Uno de los aspectos quizá más divulgados entre la diversidad de tendencias que abogan por una manera más lenta de vivir en lo cotidiano, es el de la comida, y esto gracias al movimiento (en sus inicios) y a la organización Slow food, que mucho más allá de hacer contrapeso a la invasión de la “comida rápida” invita a la reflexión sobre lo que implica la uniformización de lo que comemos, el deterioro de los momentos asignados a la comida -que dejan de ser espacios de descanso e interacción-, la pérdida de maneras de preparar tradicionales y con ellas la pérdida de ingredientes y especies vegetales, entre tantas otras cosas. No gratuitamente el fundador de Slow food, Carlo Petrini, decía que “Comer es un acto político”, y debe serlo, porque lo que ponemos en el plato es fruto de los ingresos, en primer lugar, pero también de los alimentos, su origen y la manera en que se produce, y por esa misma vía, y seguro sin saberlo, al decidir lo que se come se decide a quién se apoya. Las papas fritas de los restaurantes de cadena, por ejemplo, son en su mayoría importadas de Bélgica, Polonia y Rumania. No vienen de Boyacá ni de Nariño.
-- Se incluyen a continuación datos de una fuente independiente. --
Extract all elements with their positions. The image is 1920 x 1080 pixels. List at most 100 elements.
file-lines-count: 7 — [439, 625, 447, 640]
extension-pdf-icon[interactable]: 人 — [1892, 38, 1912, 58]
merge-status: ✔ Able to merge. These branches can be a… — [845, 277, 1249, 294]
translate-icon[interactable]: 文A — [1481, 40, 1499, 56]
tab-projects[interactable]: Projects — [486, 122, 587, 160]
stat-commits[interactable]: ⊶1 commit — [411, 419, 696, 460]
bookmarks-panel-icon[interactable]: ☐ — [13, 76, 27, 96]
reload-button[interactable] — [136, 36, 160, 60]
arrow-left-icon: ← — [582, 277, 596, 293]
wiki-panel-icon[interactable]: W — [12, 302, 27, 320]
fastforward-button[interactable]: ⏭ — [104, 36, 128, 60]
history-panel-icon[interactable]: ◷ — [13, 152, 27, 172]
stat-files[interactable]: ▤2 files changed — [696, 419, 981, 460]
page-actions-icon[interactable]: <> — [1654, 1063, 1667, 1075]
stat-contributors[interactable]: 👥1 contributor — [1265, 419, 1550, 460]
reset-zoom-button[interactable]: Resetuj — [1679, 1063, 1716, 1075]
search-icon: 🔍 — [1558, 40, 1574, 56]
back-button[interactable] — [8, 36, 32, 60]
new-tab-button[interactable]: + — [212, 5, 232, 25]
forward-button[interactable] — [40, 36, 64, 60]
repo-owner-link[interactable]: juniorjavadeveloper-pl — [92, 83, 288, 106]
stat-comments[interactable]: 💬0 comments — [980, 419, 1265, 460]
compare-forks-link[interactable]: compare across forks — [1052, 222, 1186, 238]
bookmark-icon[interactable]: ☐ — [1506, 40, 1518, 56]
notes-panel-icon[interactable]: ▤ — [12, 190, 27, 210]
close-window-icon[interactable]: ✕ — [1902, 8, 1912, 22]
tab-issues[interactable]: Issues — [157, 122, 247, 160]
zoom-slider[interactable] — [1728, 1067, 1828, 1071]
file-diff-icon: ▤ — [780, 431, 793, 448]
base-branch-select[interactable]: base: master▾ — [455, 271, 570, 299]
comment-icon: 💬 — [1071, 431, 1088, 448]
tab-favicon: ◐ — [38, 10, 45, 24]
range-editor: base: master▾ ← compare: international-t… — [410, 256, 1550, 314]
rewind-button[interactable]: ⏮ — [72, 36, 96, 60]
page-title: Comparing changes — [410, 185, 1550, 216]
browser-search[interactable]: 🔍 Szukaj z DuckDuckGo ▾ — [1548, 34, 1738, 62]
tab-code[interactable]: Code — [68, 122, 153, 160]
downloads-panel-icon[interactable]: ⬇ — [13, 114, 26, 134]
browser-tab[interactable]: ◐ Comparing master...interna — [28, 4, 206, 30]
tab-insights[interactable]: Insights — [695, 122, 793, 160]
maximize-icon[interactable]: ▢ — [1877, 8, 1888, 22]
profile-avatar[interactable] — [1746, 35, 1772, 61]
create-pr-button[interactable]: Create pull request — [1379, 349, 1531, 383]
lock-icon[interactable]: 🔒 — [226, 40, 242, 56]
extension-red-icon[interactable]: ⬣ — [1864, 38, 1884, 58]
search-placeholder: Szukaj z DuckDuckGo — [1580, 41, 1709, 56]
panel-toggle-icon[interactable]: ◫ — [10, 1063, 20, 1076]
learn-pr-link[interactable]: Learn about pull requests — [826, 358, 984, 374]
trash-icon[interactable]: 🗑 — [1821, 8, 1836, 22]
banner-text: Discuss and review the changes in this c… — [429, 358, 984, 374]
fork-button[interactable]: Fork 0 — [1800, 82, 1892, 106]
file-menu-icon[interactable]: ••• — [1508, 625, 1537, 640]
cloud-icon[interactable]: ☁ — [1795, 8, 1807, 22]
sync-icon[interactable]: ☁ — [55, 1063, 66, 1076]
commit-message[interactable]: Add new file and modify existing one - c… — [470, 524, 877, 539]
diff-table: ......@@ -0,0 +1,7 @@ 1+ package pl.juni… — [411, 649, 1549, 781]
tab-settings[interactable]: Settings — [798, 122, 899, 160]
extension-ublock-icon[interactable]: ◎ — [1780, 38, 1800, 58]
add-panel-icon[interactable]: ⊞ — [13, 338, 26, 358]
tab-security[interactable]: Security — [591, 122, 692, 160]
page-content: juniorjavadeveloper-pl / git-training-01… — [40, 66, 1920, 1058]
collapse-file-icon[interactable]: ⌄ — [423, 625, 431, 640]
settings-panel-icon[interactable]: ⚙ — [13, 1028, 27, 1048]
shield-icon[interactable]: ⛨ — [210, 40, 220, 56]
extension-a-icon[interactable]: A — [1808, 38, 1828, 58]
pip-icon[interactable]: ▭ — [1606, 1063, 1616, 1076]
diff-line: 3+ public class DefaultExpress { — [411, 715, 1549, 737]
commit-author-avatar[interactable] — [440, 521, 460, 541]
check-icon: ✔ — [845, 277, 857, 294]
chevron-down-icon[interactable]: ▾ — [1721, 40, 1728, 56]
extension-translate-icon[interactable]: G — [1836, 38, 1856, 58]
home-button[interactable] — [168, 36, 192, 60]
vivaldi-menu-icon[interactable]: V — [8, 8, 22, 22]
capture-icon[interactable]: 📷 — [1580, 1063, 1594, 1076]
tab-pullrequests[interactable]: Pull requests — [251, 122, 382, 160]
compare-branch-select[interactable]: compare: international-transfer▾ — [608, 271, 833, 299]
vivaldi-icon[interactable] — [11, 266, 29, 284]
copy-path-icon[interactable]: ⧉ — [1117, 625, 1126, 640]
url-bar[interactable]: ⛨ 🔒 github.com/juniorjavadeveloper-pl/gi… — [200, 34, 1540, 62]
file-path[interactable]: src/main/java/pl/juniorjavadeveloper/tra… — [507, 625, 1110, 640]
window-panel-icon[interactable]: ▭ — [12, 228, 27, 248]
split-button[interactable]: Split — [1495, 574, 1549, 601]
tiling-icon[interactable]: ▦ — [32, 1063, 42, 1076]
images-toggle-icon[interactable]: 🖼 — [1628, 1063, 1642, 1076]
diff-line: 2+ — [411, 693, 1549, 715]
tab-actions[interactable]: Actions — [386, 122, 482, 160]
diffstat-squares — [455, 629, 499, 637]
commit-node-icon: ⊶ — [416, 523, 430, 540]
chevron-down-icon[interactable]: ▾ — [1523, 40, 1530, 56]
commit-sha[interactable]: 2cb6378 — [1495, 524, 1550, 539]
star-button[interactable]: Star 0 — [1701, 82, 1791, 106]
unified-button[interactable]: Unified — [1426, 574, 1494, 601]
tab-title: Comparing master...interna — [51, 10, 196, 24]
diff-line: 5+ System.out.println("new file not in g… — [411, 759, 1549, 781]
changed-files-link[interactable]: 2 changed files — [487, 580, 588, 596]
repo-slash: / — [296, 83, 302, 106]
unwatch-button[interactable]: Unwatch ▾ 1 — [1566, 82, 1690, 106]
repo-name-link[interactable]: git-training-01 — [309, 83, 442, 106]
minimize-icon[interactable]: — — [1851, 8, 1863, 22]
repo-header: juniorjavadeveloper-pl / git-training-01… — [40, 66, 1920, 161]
La colonización de la “comida lenta” ayudó al impulso de una nueva ola en el turismo mundial, pues muchos de quienes prefieren una comida preparada en el momento, con la receta tradicional y los ingredientes locales, también quieren espacios para caminar, interacción con las formas tradicionales de la cultura y entornos amigables, para disfrutar en su integralidad del paisaje, que no es solo el entorno natural, sino además lo que los seres humanos hacemos en él. De ahí viene la concepción de las “Ciudades lentas”, como entornos urbanos en los que la eficiencia de los procesos y la accesibilidad de los servicios no tienen prioridad sobre la calidad de vida, sino que al contrario, se está dispuesto a sacrificar eficiencias y comodidades, a condición que el bienestar que produce tener una vida tranquila, no se ponga en riesgo.
Manizales, por su topografía, por sus tradiciones, por su clima, por su crecimiento demográfico cercano a cero, entre otros factores, tiene quizá la totalidad de los atributos para ser considerada una ciudad lenta, y desde hace años tiene bien ganada la reputación de ciudad amable y de alta calidad de vida. Por eso no debería generar sorpresa ni resistencia que se establezca el límite de 30 kilómetros por hora en las avenidas. Pero se generan.
Habitar una ciudad lenta es sin duda un beneficio para la salud individual y pública, y será sin duda lo deseable para las próximas generaciones. El punto está en que construir y vivir el concepto requiere mucho más diálogo ciudadano, y no necesariamente reductores anclados en el asfalto.